When you’re pregnant, information overload starts about 5 minutes after the test stick reads positive. There are books, websites, magazines, television shows, and suddenly everyone has something to tell you about pregnancy, labor and delivery.
How do you cut through all the noise and find the information that really matters? Here, from someone who has been there and back, ten pregnancy tips or things about your pregnancy you will want to remember.
1. It’s your pregnancy. A great many people have ideas about pregnancy and want to share them with you. Incessantly. There is a powerful word called “No.” Use it often, with friends, family, nurses and doctors. You will become very familiar with “No” by the time the child is walking, so start early. You will be glad you did.
2. Figure out what you want. Make a list of all the things that you want from your birth experience. And I mean everything, from exam procedures (do you want to labor on a birthing ball?) to the music that will be playing (do you need new age relaxation or energizing rock and roll?). List it all. You may have to compromise, but you’ll be better prepared if you give some serious thought about what you think will work for you.
3. Be educated. A two day class in a hospital is less about getting a good outcome for your pregnancy than about how the hospital wants you to behave while you are in the hospital. Read and find out as much as you can.
4. Know as much as you can. If you haven’t already, check out the doctor, his partners, and be strict. At the end of the day, they all go home and you live with the consequences of their judgments. Learn the doctor’s procedures and the hospitals procedures long before you go to delivery.
5. Visit the hospital with questions in hand. Ask about infection rates. Do all babies, even healthy ones, have to go to the nursery? How flexible are their policies? Do the neonate intensive care nurses have training in infant CPR? Don’t assume anything. Ask.
6. Be ready to fire people. In the final analysis, all the doctors, all the partners and the hospitals are working for you. If they dismiss your concerns and put you off, walk out. They are your employees in one of the most important things in your life. Treat them as such.
7. Talk to others. Find out what kind of birth experience others had. Did they like the hospital? Did they like the doctor?

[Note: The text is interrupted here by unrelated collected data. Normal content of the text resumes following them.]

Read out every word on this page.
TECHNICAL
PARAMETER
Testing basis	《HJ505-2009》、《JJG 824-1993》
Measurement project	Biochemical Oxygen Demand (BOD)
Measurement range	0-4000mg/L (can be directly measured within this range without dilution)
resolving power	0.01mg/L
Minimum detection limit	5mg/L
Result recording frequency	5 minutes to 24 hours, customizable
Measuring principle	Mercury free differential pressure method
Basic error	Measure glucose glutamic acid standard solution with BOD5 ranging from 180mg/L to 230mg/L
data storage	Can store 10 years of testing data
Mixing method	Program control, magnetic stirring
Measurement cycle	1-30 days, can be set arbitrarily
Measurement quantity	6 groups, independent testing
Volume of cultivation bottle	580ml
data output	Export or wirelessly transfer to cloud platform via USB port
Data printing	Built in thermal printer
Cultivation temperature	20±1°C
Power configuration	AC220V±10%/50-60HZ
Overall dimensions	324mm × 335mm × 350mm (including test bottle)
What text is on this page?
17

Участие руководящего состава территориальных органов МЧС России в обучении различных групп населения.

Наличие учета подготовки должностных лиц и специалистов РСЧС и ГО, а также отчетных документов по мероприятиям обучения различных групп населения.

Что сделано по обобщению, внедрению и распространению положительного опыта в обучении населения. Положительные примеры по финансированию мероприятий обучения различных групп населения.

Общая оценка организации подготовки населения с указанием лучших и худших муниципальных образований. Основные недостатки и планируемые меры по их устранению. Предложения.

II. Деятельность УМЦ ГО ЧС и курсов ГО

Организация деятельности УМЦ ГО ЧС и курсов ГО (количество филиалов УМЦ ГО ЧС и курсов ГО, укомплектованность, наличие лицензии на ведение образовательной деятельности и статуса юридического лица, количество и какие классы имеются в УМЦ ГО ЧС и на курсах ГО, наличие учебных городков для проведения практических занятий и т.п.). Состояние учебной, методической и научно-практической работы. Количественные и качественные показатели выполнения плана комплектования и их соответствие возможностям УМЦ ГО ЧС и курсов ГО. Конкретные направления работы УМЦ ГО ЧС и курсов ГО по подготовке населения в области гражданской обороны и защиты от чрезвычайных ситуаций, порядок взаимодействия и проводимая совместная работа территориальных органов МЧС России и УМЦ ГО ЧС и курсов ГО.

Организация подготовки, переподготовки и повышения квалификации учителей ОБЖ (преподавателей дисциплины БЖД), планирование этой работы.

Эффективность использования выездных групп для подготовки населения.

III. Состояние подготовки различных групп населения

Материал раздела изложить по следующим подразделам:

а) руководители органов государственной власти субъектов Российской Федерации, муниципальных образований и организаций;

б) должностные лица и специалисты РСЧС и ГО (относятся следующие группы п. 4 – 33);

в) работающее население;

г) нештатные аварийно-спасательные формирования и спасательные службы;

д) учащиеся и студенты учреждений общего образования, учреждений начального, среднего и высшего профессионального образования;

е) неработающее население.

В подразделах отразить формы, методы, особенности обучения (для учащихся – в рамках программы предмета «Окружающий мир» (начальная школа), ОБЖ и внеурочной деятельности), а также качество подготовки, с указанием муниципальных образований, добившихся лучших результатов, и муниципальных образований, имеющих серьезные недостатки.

8. Talk to your family, especially if it is a first baby. Chances a woman’s labor and delivery will be similar to the labors and deliveries of her mom and sisters.
9. Know what constitutes an real problem. Learn the difference between what is a real crisis (a placental abruption, for example) and what is a problem or inconvenience for the labor and delivery nurses (telemetry monitoring so you can walk around). Be ready to put your foot down.
10. Nutrition. Forget the standard recommendations and read up on Dr. Tom Brewer, whose nutritional plans have seen many moms and babies through high risk pregnancies with ease.